The shed stood on a poured-concrete pad, six feet wide and four feet deep. Hand tools hung on pegs affixed to the insides of the doors. It was a dumb place to try and hide a body. Heaped sacks of potting soil and organic fertilizer left open only an eigh
teen-inch strip of concrete, parallel to the threshold, in which to place the decedent.
Not a mannequin.
Size and proportions suggested a female. She lay oriented with the head to the right, twisted at the waist, a position that elevated the left hip and shoulder and forced the right arm behind her. It was the tip of the right thumb that Grelling had spotted. More sacks covered the legs, neck, head, and parts of the torso. One dirty blue running shoe stuck out.
No visible blood.
No insect activity.
Manure masked any other smells.
She hadn’t been there long.
We took more pictures.
A fine layer of soil dust covered the sacks. Nwodo fretted over whether to move them, scrutinizing their surfaces for hand- or fingerprints.
Acosta said he’d try to get an ETA for the forensics team.
While he stepped away to make the call, Nwodo quizzed me and Grelling on the evening’s events. We did our best, but the account that emerged was fragmentary.
Acosta rejoined us. “They’re telling me fifteen minutes.”
“So, forty-five,” Nwodo said.
“Yuh.”
“We’ll wait.” She took out her phone. “Anyone for Scrabble?”
9:49 a.m.
I stood at the curb, waving to the approaching van.
Zaragoza pulled up and got out.
“You look like crap,” he said, slinging the camera over his shoulder.
“Good morning to you, too.”
We grabbed sheets and began bushwhacking through the backyard. Zaragoza told me that the office was getting deluged with calls from people who had read about the shooting on the internet or seen the morning news.
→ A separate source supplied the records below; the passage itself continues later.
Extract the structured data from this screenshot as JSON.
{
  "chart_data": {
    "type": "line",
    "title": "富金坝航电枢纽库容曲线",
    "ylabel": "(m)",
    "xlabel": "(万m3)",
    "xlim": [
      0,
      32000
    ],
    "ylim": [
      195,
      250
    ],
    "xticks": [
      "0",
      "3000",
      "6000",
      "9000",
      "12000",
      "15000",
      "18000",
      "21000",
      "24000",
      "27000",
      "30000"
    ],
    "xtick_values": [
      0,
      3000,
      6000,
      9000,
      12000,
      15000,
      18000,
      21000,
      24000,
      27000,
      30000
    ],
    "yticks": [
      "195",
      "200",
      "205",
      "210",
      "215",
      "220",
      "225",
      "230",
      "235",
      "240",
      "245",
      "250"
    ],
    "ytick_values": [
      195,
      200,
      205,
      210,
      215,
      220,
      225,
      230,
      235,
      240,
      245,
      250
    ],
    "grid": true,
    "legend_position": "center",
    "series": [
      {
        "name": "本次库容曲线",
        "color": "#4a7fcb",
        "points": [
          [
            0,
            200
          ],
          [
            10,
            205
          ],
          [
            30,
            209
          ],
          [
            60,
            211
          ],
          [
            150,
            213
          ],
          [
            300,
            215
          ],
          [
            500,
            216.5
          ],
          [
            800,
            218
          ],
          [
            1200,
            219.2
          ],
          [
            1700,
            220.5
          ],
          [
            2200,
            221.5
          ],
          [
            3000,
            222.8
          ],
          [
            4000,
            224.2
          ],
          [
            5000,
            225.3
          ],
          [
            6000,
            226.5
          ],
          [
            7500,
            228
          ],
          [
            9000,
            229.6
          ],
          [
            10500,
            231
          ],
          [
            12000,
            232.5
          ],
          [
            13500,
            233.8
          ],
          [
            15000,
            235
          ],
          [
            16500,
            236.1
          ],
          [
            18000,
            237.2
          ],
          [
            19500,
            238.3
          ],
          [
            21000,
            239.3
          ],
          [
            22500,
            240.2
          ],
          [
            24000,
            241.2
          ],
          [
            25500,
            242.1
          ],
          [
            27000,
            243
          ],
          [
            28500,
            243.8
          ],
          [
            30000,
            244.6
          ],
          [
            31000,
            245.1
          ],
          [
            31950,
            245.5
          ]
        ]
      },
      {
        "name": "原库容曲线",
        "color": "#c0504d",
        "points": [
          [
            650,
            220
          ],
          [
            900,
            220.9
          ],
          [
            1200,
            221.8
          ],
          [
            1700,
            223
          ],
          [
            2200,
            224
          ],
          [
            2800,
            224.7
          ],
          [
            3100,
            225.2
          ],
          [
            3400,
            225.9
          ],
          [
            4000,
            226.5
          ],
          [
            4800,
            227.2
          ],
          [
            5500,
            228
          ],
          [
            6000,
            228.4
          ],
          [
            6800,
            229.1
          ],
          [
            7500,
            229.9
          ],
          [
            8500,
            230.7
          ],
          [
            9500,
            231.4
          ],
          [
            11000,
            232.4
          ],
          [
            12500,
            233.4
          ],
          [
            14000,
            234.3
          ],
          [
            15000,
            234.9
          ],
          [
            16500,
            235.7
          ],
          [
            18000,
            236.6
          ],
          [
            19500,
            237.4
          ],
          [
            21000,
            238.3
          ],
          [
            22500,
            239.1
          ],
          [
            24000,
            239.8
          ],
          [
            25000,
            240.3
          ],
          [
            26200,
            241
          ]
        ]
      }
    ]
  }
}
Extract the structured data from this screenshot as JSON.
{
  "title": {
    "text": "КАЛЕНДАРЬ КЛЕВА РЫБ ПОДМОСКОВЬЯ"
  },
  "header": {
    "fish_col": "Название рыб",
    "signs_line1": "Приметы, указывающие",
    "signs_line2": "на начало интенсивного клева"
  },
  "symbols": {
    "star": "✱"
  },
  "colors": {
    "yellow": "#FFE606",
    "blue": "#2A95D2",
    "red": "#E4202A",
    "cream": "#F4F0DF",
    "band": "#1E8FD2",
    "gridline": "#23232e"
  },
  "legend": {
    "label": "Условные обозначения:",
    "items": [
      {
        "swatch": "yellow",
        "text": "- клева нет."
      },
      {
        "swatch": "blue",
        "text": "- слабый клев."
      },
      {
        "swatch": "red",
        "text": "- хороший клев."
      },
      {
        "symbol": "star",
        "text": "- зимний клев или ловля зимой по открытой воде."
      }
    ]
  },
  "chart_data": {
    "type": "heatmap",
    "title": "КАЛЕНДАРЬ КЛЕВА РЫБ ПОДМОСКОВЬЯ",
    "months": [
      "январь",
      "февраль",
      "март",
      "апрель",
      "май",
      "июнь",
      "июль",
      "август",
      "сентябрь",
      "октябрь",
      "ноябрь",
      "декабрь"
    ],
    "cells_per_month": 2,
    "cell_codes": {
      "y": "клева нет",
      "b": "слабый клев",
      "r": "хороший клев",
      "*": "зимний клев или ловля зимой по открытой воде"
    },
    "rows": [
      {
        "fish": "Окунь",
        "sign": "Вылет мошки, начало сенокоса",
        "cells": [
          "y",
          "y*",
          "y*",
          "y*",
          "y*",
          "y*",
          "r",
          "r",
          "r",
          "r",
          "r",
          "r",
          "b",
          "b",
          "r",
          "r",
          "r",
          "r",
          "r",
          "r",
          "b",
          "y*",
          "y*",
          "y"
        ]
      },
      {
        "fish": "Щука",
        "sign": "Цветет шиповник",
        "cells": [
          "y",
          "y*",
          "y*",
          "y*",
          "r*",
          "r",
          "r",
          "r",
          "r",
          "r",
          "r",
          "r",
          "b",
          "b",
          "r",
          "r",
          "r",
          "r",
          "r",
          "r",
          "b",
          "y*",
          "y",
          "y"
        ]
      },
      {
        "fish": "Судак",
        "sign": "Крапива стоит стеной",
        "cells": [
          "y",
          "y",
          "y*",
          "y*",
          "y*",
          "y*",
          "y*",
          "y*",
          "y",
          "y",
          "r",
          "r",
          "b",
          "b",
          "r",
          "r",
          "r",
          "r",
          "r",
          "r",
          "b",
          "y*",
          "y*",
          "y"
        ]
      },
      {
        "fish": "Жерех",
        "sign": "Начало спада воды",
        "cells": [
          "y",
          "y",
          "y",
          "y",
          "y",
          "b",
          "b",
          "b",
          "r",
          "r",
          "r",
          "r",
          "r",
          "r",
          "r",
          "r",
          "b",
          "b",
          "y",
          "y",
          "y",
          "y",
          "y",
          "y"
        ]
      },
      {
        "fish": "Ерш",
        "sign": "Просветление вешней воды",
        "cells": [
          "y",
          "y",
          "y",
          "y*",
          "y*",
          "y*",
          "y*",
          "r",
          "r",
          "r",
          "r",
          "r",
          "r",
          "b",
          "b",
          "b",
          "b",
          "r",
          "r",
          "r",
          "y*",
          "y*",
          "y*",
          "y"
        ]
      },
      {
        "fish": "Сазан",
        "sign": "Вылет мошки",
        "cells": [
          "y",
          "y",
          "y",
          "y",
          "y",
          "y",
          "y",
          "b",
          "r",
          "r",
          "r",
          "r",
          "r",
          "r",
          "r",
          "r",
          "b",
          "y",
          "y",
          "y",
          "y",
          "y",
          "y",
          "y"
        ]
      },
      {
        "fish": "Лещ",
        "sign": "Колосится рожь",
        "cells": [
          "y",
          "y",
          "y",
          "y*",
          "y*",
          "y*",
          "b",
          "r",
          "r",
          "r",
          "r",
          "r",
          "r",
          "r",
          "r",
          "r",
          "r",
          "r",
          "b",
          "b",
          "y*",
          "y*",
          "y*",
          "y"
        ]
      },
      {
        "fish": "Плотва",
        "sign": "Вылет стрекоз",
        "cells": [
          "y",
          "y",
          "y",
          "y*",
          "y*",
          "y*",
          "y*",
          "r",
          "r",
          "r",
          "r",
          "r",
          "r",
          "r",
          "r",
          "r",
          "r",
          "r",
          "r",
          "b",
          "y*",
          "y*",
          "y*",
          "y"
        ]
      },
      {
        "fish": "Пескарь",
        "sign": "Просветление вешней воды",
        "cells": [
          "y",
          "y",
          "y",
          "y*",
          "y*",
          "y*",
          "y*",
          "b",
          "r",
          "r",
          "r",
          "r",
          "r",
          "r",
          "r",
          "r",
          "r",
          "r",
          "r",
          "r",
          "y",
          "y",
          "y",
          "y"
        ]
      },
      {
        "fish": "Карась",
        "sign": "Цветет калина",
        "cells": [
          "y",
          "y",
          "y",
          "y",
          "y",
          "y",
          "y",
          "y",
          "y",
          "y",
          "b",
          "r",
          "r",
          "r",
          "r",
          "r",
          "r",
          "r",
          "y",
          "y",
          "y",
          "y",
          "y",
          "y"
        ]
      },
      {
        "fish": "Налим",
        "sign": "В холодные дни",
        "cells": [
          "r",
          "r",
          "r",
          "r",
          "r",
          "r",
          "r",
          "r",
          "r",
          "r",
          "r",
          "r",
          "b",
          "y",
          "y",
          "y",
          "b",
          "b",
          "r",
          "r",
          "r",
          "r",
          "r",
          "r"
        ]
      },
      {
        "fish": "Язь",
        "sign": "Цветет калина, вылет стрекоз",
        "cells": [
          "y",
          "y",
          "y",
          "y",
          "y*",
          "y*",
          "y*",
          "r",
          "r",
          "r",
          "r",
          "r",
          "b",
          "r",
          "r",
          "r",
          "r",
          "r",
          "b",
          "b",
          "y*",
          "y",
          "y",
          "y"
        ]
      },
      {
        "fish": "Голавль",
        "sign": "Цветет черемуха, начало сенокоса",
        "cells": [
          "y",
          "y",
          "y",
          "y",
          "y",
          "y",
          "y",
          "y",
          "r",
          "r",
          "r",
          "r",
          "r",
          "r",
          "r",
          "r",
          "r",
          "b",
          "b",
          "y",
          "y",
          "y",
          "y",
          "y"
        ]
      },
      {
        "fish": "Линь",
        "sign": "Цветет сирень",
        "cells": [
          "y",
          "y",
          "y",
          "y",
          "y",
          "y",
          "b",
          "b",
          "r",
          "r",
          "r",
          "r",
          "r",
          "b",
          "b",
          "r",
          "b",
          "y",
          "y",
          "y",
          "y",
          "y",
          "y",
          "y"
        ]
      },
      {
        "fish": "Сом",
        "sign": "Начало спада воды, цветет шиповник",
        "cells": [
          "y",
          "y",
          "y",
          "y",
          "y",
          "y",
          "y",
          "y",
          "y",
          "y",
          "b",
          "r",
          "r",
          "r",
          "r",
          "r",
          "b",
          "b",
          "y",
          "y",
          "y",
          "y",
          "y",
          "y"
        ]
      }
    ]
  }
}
“They put our main line up on the screen,” he said.
“Hell no.”
“Hell yes. Turn it on and it’s like ‘Oakland Party Massacre.’ There we are, right at the bottom. Big numbers. ‘Call for information.’ ”
“Why would they do that?”
“Now all these people are terrified it’s their kid got killed. ‘I haven’t seen her in six months, she’s mad at me, but I know she goes to parties.’ What twenty-year-old doesn’t go to parties? Turnbow’s pissed.”